I need to index all back issues of Mamluk Studies Review (open access, now digital only but formerly print) but have not had much luck finding ideas about how to go about it.
Searching the Web for info about indexing PDFs leads largely to results about indexing them on a computer for improved searches, or to indexing services.
I hope to find software (or scripts or something!) that can
- read PDF files
- understand the idea of page numbers
- understand that each page in a pdf is a distinct entity
- handle Unicode and diacritics (and, ideally, Arabic script)
- see phrases or hyphenated words that break across pages as single items
I don't expect anything to happen automatically: I know I (or better yet an unwary grad student) will have to actually go through and mark words and phrases to be included in the index.
Bonus points if it can be taught to ignore certain strings when alphabetizing. For example, since 'al-' is Arabic for 'the', it doesn't affect alphabetization (so al-Nasir Muhammad goes in the N section).

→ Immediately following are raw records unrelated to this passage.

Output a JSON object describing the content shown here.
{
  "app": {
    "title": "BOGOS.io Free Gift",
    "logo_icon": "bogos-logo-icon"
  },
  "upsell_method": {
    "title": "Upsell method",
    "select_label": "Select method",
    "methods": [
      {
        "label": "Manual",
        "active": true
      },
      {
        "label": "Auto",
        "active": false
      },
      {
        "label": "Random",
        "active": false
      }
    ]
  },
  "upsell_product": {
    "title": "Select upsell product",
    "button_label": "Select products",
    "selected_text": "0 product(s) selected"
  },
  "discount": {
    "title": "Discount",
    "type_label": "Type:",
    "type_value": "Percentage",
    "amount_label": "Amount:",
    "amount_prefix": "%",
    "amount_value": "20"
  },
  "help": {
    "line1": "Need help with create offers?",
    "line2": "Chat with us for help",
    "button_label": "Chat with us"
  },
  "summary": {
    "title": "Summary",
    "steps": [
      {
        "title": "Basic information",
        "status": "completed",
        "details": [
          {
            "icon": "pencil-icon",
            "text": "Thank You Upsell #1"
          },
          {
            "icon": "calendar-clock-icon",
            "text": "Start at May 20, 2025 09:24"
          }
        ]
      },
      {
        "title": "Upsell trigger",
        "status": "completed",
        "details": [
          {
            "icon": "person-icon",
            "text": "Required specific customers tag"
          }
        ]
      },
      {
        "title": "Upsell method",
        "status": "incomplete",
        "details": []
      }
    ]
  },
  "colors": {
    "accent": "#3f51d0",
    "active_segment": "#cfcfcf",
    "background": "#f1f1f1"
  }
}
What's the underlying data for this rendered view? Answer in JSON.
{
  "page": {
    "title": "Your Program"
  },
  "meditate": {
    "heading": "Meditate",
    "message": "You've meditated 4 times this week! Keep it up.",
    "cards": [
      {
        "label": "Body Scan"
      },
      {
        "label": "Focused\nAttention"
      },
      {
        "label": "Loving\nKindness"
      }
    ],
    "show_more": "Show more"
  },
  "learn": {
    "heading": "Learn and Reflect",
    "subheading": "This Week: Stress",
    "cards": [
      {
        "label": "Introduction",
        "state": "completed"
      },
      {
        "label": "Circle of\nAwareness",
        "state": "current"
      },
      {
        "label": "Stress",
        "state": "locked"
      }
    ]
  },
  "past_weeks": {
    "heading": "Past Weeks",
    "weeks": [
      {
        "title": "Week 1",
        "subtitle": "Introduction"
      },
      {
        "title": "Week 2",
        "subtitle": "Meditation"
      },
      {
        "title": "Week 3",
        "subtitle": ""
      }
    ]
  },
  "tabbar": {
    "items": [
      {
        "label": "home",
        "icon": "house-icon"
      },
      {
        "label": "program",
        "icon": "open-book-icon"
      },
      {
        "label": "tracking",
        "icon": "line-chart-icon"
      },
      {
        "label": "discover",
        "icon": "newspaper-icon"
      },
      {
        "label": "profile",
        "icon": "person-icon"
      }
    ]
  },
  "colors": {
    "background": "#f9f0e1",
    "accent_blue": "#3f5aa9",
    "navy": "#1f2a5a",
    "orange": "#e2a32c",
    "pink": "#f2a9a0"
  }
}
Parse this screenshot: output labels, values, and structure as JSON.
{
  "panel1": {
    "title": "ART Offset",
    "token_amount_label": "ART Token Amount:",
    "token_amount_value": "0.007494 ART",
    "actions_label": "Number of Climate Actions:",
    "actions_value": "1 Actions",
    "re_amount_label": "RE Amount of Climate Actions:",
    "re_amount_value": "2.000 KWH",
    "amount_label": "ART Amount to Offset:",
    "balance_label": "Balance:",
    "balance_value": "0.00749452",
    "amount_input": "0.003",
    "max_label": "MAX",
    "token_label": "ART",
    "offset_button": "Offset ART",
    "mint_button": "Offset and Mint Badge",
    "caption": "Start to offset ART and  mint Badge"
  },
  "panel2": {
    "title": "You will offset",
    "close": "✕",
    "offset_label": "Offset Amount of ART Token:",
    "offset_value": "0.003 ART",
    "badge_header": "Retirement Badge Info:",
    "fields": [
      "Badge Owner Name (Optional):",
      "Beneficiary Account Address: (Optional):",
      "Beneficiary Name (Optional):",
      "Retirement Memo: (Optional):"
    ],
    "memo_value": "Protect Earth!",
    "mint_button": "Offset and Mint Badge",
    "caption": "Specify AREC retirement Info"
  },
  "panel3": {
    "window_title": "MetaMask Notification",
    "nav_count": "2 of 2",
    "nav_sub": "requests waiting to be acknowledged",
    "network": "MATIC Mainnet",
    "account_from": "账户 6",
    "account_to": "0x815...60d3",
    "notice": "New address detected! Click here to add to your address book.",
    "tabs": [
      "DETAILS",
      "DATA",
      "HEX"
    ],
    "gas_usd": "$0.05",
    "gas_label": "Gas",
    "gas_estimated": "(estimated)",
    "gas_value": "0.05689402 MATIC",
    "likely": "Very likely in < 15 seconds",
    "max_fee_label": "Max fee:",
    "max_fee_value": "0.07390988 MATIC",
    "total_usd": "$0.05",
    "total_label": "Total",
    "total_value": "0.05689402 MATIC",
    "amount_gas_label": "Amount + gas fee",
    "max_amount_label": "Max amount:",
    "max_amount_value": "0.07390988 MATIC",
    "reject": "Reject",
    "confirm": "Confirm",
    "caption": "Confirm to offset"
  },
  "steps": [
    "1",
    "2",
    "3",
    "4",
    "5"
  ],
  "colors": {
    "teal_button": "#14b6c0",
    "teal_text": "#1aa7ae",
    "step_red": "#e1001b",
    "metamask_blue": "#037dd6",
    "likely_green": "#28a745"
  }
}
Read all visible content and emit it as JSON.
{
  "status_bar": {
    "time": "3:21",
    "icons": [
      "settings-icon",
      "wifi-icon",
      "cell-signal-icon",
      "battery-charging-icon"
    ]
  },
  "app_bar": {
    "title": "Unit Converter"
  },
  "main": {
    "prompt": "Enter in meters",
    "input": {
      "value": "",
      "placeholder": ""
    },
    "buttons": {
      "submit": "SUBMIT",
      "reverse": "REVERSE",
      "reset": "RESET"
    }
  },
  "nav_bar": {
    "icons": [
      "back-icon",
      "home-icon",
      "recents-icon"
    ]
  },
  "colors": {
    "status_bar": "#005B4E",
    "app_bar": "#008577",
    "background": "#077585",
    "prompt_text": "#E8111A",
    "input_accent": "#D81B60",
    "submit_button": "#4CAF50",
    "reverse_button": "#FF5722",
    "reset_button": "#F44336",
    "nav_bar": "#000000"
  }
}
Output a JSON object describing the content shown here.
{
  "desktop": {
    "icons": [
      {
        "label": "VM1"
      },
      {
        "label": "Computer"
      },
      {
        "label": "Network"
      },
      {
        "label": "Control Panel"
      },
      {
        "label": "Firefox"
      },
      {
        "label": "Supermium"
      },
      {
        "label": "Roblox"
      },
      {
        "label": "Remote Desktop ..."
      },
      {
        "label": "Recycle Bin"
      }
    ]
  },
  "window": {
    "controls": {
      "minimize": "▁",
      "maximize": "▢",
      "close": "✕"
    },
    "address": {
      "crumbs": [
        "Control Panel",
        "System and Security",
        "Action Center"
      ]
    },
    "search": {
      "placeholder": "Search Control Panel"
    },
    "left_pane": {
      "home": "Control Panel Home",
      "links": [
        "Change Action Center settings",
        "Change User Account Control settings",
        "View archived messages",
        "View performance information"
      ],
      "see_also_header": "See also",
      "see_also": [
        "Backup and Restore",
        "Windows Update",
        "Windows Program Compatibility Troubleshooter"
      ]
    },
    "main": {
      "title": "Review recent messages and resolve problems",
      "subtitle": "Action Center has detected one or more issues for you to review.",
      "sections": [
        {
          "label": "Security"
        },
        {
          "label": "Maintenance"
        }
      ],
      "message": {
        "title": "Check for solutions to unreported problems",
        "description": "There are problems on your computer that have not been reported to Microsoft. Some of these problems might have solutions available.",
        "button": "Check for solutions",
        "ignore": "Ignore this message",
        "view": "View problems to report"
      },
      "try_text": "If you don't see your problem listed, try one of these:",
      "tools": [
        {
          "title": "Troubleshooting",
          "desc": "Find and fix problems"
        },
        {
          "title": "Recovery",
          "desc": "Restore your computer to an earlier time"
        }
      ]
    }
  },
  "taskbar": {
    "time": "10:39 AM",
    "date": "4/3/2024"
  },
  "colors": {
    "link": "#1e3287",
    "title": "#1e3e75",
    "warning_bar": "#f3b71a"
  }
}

Similarly, there needs to be a way to instruct it that ā and a are the same for purposes of alphabetization, as are ṣ and s, etc.
Super bonus points if it can recognize (or learn to recognize) variations on a word or phrase in terms of spelling (often inconsistent when transliteration is involved), word order or intervening words.
What I have: 23 issues of the journal as whole-book pdfs, as well as individual pdfs of all articles. Unfortunately, the first half dozen or so were created without Unicode, using proprietary fonts with non-standard encodings. Messy, but I can work around it somehow. I also have InDesign files (various versions) for about half the issues. This will all be done in Windows (32-bit XP and 64-bit 7). I always have the latest version of Acrobat (not reader, the full program).
The resulting index will be posted on the Web, probably both as a PDF and in some more dynamic and usable format(s).
Any ideas for ways to streamline this would be appreciated.
Thanks!
Olaf